Vor diesem Engagement nahm sie sich Zeit für ein TV-Projekt: Für die dreiteilige «Dok»-Reihe «Abenteuer Alpen – Die Skitour des Lebens» (siehe Box) beging sie mit einer Gruppe die «Haute Route» von Chamonix nach Zermatt – eine Woche durchs Hochgebirge. «Diese riesigen Gebiete zu ent­decken, deren Existenz einem gar nicht richtig bewusst ist, sich durch Schnee und Eis zu bewegen – das war der Wahnsinn.» Sie habe die Ruhe und Weite genossen, mit sich und seinen Gedanken alleine zu sein.

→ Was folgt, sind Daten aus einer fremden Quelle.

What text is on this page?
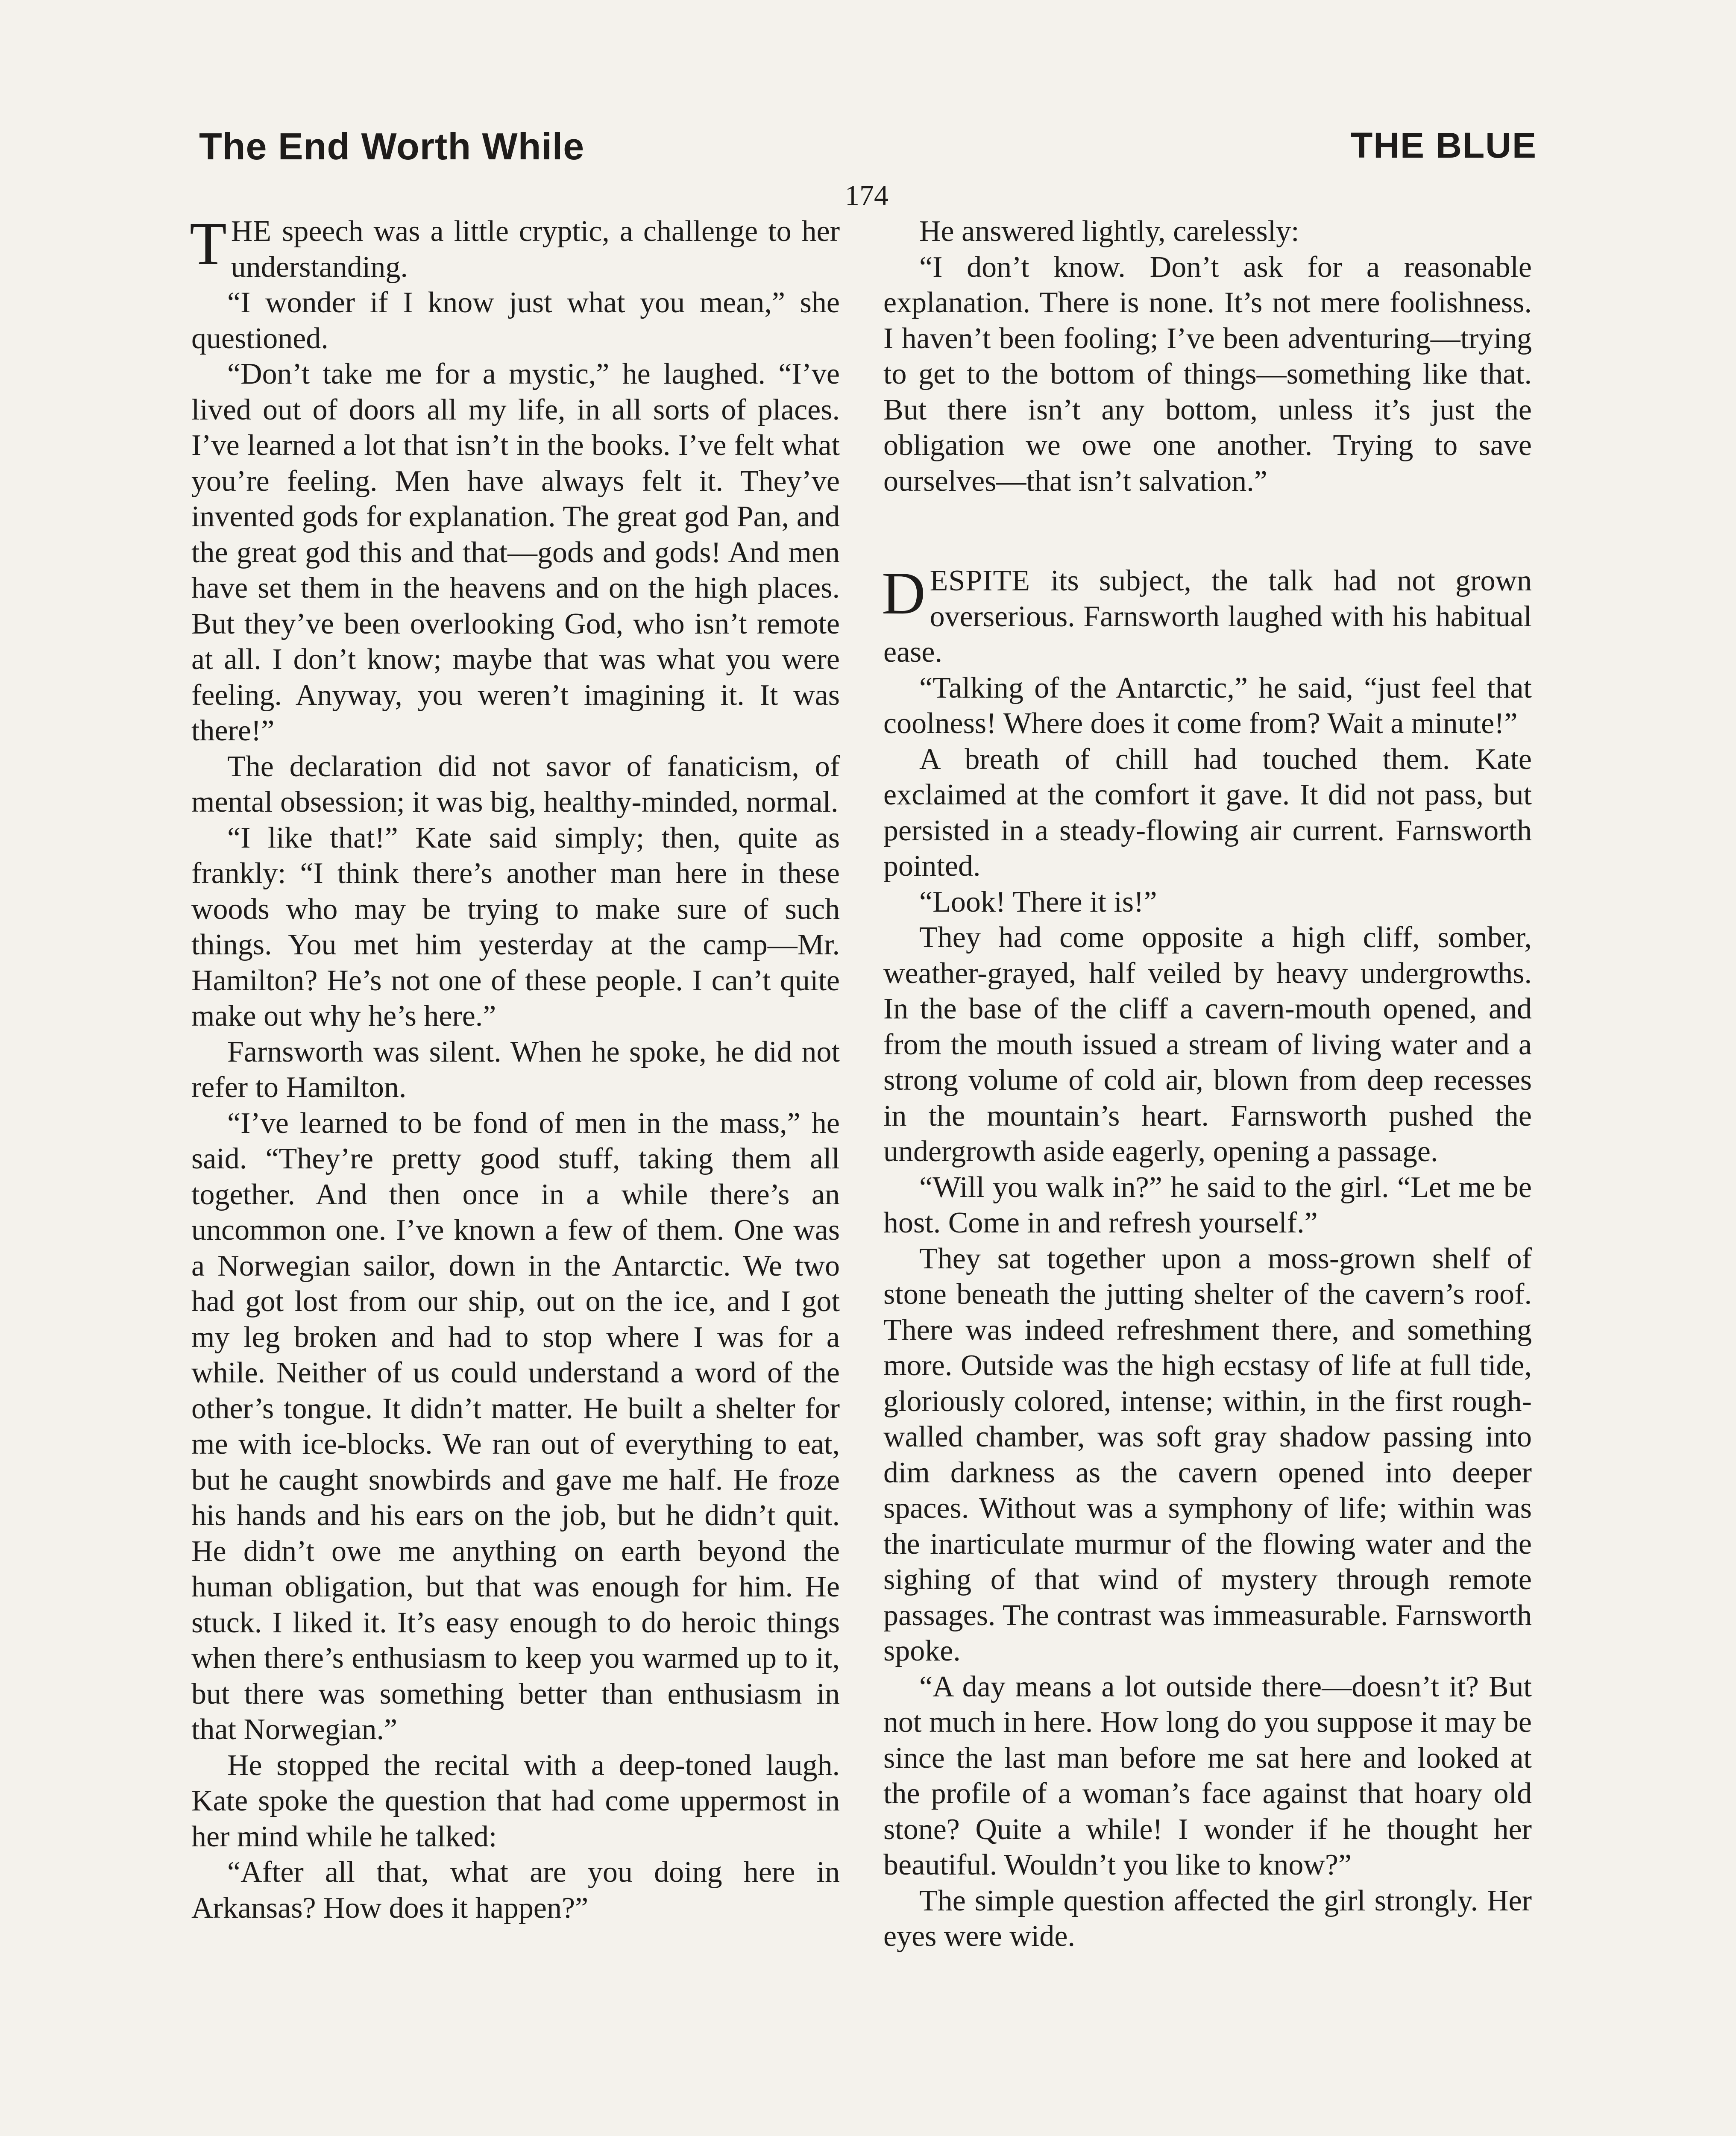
The End Worth While	THE BLUE
174

THE speech was a little cryptic, a challenge to her understanding.

“I wonder if I know just what you mean,” she questioned.

“Don’t take me for a mystic,” he laughed. “I’ve lived out of doors all my life, in all sorts of places. I’ve learned a lot that isn’t in the books. I’ve felt what you’re feeling. Men have always felt it. They’ve invented gods for explanation. The great god Pan, and the great god this and that—gods and gods! And men have set them in the heavens and on the high places. But they’ve been overlooking God, who isn’t remote at all. I don’t know; maybe that was what you were feeling. Anyway, you weren’t imagining it. It was there!”

The declaration did not savor of fanaticism, of mental obsession; it was big, healthy-minded, normal.

“I like that!” Kate said simply; then, quite as frankly: “I think there’s another man here in these woods who may be trying to make sure of such things. You met him yesterday at the camp—Mr. Hamilton? He’s not one of these people. I can’t quite make out why he’s here.”

Farnsworth was silent. When he spoke, he did not refer to Hamilton.

“I’ve learned to be fond of men in the mass,” he said. “They’re pretty good stuff, taking them all together. And then once in a while there’s an uncommon one. I’ve known a few of them. One was a Norwegian sailor, down in the Antarctic. We two had got lost from our ship, out on the ice, and I got my leg broken and had to stop where I was for a while. Neither of us could understand a word of the other’s tongue. It didn’t matter. He built a shelter for me with ice-blocks. We ran out of everything to eat, but he caught snowbirds and gave me half. He froze his hands and his ears on the job, but he didn’t quit. He didn’t owe me anything on earth beyond the human obligation, but that was enough for him. He stuck. I liked it. It’s easy enough to do heroic things when there’s enthusiasm to keep you warmed up to it, but there was something better than enthusiasm in that Norwegian.”

He stopped the recital with a deep-toned laugh. Kate spoke the question that had come uppermost in her mind while he talked:

“After all that, what are you doing here in Arkansas? How does it happen?”

He answered lightly, carelessly:

“I don’t know. Don’t ask for a reasonable explanation. There is none. It’s not mere foolishness. I haven’t been fooling; I’ve been adventuring—trying to get to the bottom of things—something like that. But there isn’t any bottom, unless it’s just the obligation we owe one another. Trying to save ourselves—that isn’t salvation.”

DESPITE its subject, the talk had not grown overserious. Farnsworth laughed with his habitual ease.

“Talking of the Antarctic,” he said, “just feel that coolness! Where does it come from? Wait a minute!”

A breath of chill had touched them. Kate exclaimed at the comfort it gave. It did not pass, but persisted in a steady-flowing air current. Farnsworth pointed.

“Look! There it is!”

They had come opposite a high cliff, somber, weather-grayed, half veiled by heavy undergrowths. In the base of the cliff a cavern-mouth opened, and from the mouth issued a stream of living water and a strong volume of cold air, blown from deep recesses in the mountain’s heart. Farnsworth pushed the undergrowth aside eagerly, opening a passage.

“Will you walk in?” he said to the girl. “Let me be host. Come in and refresh yourself.”

They sat together upon a moss-grown shelf of stone beneath the jutting shelter of the cavern’s roof. There was indeed refreshment there, and something more. Outside was the high ecstasy of life at full tide, gloriously colored, intense; within, in the first rough-walled chamber, was soft gray shadow passing into dim darkness as the cavern opened into deeper spaces. Without was a symphony of life; within was the inarticulate murmur of the flowing water and the sighing of that wind of mystery through remote passages. The contrast was immeasurable. Farnsworth spoke.

“A day means a lot outside there—doesn’t it? But not much in here. How long do you suppose it may be since the last man before me sat here and looked at the profile of a woman’s face against that hoary old stone? Quite a while! I wonder if he thought her beautiful. Wouldn’t you like to know?”

The simple question affected the girl strongly. Her eyes were wide.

Die Konzen­tration durfte darunter allerdings nicht leiden. Es gab – teils angeseilt – steile Aufstiege zu bewältigen und schwierige Abfahrten. Körperlich habe sie die Herausforderung aber bestens gemeistert. Dominique Gisin ist nach wie vor fit, denn ohne Sport werde sie grantig. Sie fährt u. a. Mountainbike, mag Langlauf, Schwimmen, Yoga, Surfen. «Und natürlich Skifahren, Skifahren, Skifahren!»